MR STEFANIAK (continuing):

The difficulty with compulsive behaviour is to distinguish impulses which are irresistible from those which were simply not resisted. In the light of the potential difficulties, the Commission does not believe that the insanity defence should be covered to include irresistible impulse.

In its Discussion Paper No 14, Mental Malfunction and Criminal Responsibility (1988), at 19, the Commission noted that "the test is not in fact restricted to impulsive actions. It applies to a general lack of capacity to control conduct".

In its Discussion Paper, the Commission noted that some cases of "irresistible impulse"would fall under the traditional test. That is, the defendant may argue that he or she had so lost control that they did not know what they were doing was wrong. The Commission noted however,

This would not avail a defendant who could think calmly about the wrongness of his or her actions but was unable to resist. Under the legislation operating in some States, such a person would have an insanity defence.

I would submit that that is wrong and could open the floodgates to a lot of spurious defences. The report goes on to say:

The problem of allowing the insanity defence in such cases-where there is no evidence of overwhelming emotion-is to distinguish them from cases of callous blameworthy conduct."

Blurring what might well be cases of callous, blameworthy conduct, enabling someone to succeed in this defence, is a real problem I do not think the community would want. I do not think it is desirable in our criminal justice system.

The report goes on to make a few other comments and refers to pages 18 to 20 of the Victorian commission's report.

The first two paragraphs of subclause 28 (1)-that the person did not know the nature and quality of the conduct or that the person did not know the conduct was wrong-are traditional elements that have been accepted over a number of decades as a defence of mental impairment or insanity.

I am very concerned that the third element-that the person could not control the conduct-will lead to spurious defences being run by people who are not really deserving.

Mrs Dunne: It is like the drunk's defence.

MR STEFANIAK: My colleague Mrs Dunne makes a very good point.
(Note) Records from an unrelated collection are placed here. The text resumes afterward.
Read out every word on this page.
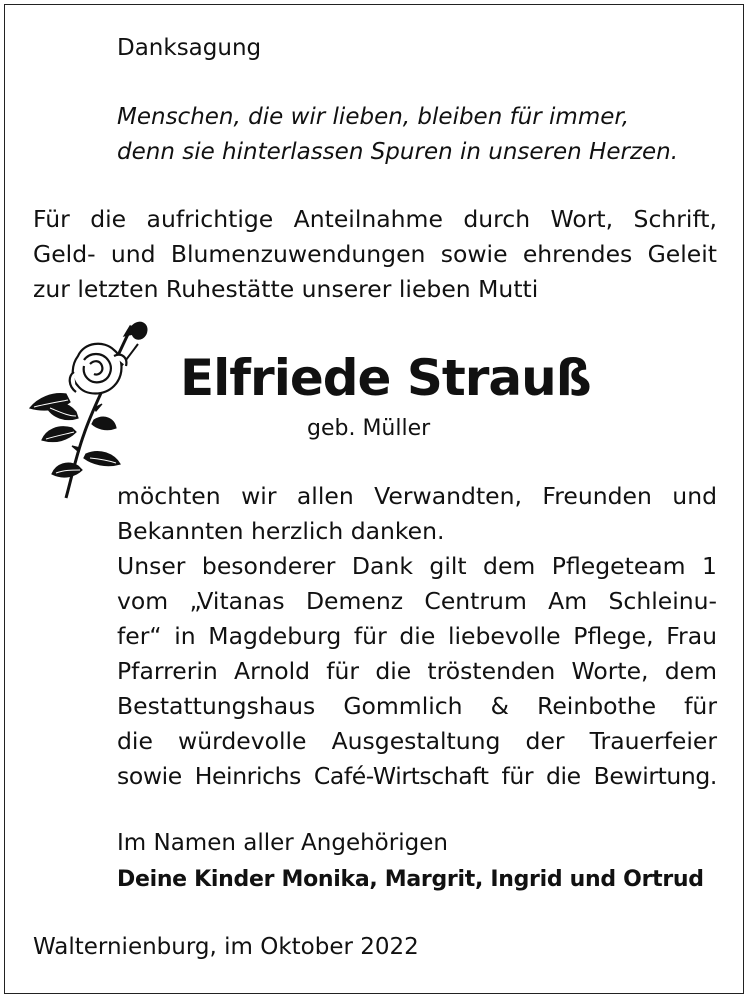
Danksagung
Menschen, die wir lieben, bleiben für immer,
denn sie hinterlassen Spuren in unseren Herzen.
Für die aufrichtige Anteilnahme durch Wort, Schrift,
Geld- und Blumenzuwendungen sowie ehrendes Geleit
zur letzten Ruhestätte unserer lieben Mutti
Elfriede Strauß
geb. Müller
möchten wir allen Verwandten, Freunden und
Bekannten herzlich danken.
Unser besonderer Dank gilt dem Pflegeteam 1
vom „Vitanas Demenz Centrum Am Schleinu-
fer“ in Magdeburg für die liebevolle Pflege, Frau
Pfarrerin Arnold für die tröstenden Worte, dem
Bestattungshaus Gommlich & Reinbothe für
die würdevolle Ausgestaltung der Trauerfeier
sowie Heinrichs Café-Wirtschaft für die Bewirtung.
Im Namen aller Angehörigen
Deine Kinder Monika, Margrit, Ingrid und Ortrud
Walternienburg, im Oktober 2022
She states, "It is like the drunk's defence."It does potentially get us into a situation like the Nadruka case which this Assembly overcame but which is effectively replicated in this legislation. The community was outraged at that case. I felt a bit sorry for the magistrate, who might have done a better job. I could see his reasoning. But we the legislature saw fit to amend the legislation to make it quite clear that undeserving persons should not have these types of defences available to them.